Sunday, December 13, 2015

HumBug: It's a Bug's Life

Posted By on Sun, Dec 13, 2015 at 3:00 PM

click to enlarge This dragonfly is missing its left front wing. - ANTHONY WESTKAMPER
  • Anthony Westkamper
  • This dragonfly is missing its left front wing.
I should explain I am using the word “Bug” in the generic sense ... any small creepy crawly critter born with more than four legs. There is another technical definition for the word: a member of the insect order Hemiptera. The “true bugs” are generally shield shaped, with front wings about half the size of the rear wings and piercing/sucking mouth parts.


If you stop to think about it, the world of arthropods is a fearsome place. I can't think of a single major human crime that is not perpetrated daily in my yard by one or another critter out there. As the apocryphal poem goes, “Great fleas have little fleas, upon their backs to bite 'em, and little fleas have lesser fleas, and so ad infinitum.

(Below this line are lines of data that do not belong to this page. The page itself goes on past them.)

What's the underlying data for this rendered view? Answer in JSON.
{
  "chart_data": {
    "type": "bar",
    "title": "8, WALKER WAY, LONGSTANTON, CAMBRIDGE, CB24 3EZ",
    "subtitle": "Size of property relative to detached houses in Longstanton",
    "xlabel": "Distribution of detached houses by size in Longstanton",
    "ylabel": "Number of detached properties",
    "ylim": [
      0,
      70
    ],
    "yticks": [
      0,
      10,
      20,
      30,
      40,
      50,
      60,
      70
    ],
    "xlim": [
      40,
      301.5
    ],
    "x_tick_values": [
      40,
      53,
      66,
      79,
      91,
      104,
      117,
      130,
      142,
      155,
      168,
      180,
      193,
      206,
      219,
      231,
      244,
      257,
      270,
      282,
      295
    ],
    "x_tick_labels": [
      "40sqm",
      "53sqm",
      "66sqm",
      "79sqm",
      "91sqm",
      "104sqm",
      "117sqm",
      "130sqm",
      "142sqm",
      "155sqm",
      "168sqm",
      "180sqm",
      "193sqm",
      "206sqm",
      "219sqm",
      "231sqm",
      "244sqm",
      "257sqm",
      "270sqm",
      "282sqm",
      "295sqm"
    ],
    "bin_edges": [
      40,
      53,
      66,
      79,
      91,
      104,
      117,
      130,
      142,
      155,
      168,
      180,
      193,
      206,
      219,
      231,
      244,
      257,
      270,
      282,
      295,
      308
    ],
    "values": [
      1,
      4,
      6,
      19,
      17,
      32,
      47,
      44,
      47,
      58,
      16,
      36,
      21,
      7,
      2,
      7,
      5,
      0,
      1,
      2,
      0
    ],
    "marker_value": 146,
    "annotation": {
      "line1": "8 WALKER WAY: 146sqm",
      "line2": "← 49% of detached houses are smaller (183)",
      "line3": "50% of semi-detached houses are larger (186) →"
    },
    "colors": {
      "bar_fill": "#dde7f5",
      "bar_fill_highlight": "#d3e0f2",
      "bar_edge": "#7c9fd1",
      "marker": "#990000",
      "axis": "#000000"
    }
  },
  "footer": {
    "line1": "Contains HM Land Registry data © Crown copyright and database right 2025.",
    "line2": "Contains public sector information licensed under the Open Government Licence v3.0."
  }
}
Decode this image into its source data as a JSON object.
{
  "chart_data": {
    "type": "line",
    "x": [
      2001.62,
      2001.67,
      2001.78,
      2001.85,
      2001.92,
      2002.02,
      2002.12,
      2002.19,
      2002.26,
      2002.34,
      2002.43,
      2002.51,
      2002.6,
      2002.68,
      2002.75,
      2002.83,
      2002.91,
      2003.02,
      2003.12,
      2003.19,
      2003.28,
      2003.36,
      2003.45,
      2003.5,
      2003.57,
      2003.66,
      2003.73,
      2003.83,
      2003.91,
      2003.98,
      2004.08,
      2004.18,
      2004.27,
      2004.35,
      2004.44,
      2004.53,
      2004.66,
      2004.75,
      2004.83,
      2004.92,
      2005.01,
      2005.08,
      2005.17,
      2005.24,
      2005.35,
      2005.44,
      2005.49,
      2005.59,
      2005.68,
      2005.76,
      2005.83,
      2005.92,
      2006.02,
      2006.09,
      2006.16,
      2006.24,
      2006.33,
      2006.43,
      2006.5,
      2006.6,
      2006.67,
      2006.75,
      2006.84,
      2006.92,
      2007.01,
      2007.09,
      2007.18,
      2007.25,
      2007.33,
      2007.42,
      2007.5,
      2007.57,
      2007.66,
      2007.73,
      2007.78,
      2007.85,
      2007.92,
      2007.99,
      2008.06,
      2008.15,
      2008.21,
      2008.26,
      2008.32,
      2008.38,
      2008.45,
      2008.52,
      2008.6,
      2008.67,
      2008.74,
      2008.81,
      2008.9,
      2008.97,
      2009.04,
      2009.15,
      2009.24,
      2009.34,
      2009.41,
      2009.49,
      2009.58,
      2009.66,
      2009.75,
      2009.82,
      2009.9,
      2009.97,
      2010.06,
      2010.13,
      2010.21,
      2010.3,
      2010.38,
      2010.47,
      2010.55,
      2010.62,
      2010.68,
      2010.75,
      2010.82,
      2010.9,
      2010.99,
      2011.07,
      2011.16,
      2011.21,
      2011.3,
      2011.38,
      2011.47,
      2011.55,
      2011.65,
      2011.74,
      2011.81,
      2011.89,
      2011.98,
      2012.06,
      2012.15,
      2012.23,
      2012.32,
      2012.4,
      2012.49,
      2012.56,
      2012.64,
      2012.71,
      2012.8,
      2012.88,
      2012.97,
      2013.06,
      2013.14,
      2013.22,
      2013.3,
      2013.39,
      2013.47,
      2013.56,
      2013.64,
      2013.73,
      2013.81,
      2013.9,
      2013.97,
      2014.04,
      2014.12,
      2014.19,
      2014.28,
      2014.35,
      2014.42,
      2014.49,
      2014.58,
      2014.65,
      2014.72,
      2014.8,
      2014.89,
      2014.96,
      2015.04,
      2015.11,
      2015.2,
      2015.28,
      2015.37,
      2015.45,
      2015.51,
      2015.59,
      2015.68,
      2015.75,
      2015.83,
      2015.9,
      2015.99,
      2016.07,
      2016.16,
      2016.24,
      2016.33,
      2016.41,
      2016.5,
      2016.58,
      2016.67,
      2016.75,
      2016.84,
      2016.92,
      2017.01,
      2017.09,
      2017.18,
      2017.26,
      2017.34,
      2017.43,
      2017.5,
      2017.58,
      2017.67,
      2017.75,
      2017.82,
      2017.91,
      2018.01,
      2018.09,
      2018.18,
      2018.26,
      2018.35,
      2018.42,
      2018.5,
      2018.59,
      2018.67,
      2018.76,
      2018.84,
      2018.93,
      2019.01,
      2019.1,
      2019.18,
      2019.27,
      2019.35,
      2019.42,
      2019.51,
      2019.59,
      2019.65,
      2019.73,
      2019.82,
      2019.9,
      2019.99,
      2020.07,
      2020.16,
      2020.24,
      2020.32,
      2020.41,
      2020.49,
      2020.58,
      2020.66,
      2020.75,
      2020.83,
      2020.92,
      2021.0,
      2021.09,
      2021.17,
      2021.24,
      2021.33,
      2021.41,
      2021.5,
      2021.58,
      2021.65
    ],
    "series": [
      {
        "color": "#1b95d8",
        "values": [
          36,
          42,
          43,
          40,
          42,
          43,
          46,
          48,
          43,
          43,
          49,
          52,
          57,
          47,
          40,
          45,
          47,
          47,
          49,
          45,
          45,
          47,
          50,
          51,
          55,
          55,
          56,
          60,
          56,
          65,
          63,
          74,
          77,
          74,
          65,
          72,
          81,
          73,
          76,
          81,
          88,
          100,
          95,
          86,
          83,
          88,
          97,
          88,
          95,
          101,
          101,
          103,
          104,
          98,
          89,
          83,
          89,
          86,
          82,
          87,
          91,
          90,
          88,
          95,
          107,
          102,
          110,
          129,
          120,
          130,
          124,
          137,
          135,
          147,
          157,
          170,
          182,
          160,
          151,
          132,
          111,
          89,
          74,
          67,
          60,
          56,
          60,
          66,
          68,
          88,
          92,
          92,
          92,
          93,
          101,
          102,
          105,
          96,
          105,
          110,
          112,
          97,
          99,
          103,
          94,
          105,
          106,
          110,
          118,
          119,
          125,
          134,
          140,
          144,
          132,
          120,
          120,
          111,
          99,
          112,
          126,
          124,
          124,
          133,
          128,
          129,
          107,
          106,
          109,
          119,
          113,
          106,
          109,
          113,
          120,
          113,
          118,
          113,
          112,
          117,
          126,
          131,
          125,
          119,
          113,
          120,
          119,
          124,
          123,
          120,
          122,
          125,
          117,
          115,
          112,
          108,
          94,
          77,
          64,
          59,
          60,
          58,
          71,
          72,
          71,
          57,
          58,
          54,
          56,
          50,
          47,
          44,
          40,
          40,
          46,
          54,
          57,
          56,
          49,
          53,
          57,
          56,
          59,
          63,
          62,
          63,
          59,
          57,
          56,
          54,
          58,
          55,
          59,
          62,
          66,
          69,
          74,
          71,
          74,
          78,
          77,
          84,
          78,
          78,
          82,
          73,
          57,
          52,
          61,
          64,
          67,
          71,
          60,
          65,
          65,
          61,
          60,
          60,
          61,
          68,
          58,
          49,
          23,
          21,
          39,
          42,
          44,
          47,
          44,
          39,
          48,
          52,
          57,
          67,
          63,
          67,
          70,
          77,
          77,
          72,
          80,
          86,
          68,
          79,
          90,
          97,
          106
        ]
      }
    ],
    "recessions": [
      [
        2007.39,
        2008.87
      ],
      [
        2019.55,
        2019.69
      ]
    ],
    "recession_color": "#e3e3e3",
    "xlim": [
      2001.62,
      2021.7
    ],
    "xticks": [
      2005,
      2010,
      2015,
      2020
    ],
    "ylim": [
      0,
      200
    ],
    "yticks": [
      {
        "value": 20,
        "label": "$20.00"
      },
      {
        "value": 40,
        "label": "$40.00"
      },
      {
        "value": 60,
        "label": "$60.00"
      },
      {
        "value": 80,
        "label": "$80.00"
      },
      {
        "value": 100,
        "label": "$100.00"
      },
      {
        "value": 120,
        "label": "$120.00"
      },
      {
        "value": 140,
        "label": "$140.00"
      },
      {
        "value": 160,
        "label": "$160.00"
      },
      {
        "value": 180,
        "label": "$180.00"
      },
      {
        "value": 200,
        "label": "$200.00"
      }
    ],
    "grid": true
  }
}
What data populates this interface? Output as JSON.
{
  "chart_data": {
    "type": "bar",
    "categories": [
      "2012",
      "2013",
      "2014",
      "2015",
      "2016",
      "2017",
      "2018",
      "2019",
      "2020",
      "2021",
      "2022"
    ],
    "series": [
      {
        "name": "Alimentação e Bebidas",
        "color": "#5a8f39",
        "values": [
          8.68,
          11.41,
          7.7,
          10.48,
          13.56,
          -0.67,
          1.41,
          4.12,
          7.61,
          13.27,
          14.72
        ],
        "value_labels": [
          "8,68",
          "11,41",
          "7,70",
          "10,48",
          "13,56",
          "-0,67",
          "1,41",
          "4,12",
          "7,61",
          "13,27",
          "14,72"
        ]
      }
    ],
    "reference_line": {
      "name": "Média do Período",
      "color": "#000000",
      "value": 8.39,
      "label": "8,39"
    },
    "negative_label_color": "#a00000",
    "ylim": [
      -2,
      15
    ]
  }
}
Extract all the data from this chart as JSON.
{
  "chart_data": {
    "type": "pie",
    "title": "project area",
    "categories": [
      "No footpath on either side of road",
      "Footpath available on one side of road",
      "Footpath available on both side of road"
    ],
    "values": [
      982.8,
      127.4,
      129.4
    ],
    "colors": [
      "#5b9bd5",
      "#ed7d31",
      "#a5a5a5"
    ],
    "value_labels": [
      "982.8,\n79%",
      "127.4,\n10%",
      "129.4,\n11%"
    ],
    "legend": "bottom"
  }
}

click to enlarge The battered wings of a pale swallowtail butterfly. - ANTHONY WESTKAMPER
  • Anthony Westkamper
  • The battered wings of a pale swallowtail butterfly.
One thing I noticed shortly after downloading my first digital photos of insects was how difficult it was to acquire a perfect shot of a perfect insect. Many entomological photographers actually raise specimens to get perfect photos of undamaged butterflies and moths. At first I was disappointed taking what I thought was a perfect shot and finding a butterfly's wing torn or a spider missing a leg, but soon came to realize these were the marks of the animal's history, like the scars on my own hands. They tell the story of a hard life. In their world there are no police to run to, no judicial system to appeal to; it is truly a dog eat dog place.

click to enlarge Despite missing three legs, this running crab spider  managed to subdue a psueudo scorpion. - ANTHONY WESTKAMPER
  • Anthony Westkamper
  • Despite missing three legs, this running crab spider managed to subdue a psueudo scorpion.
Insects have six legs and spiders eight, so they can afford to sacrifice one if it allows them to escape with their lives. Butterfly wings are much larger in proportion to their bodies compared to many other fliers. The loss of some surface area is less of a problem for them than it might be for a fly, or even a bird. They are, in a sense, over designed.

I cannot conceive of a single one of the nearly million identified species of insects, not to mention spiders, centipedes, millipedes, sow bugs, or scorpions which is so fierce as to be immune from predators. Some of the fiercest, like the black widow and the praying mantis, resort to cannibalism on occasion. The insects we see today are the products of millions and millions of generations of daily, deadly struggle. It is little wonder they are so tough.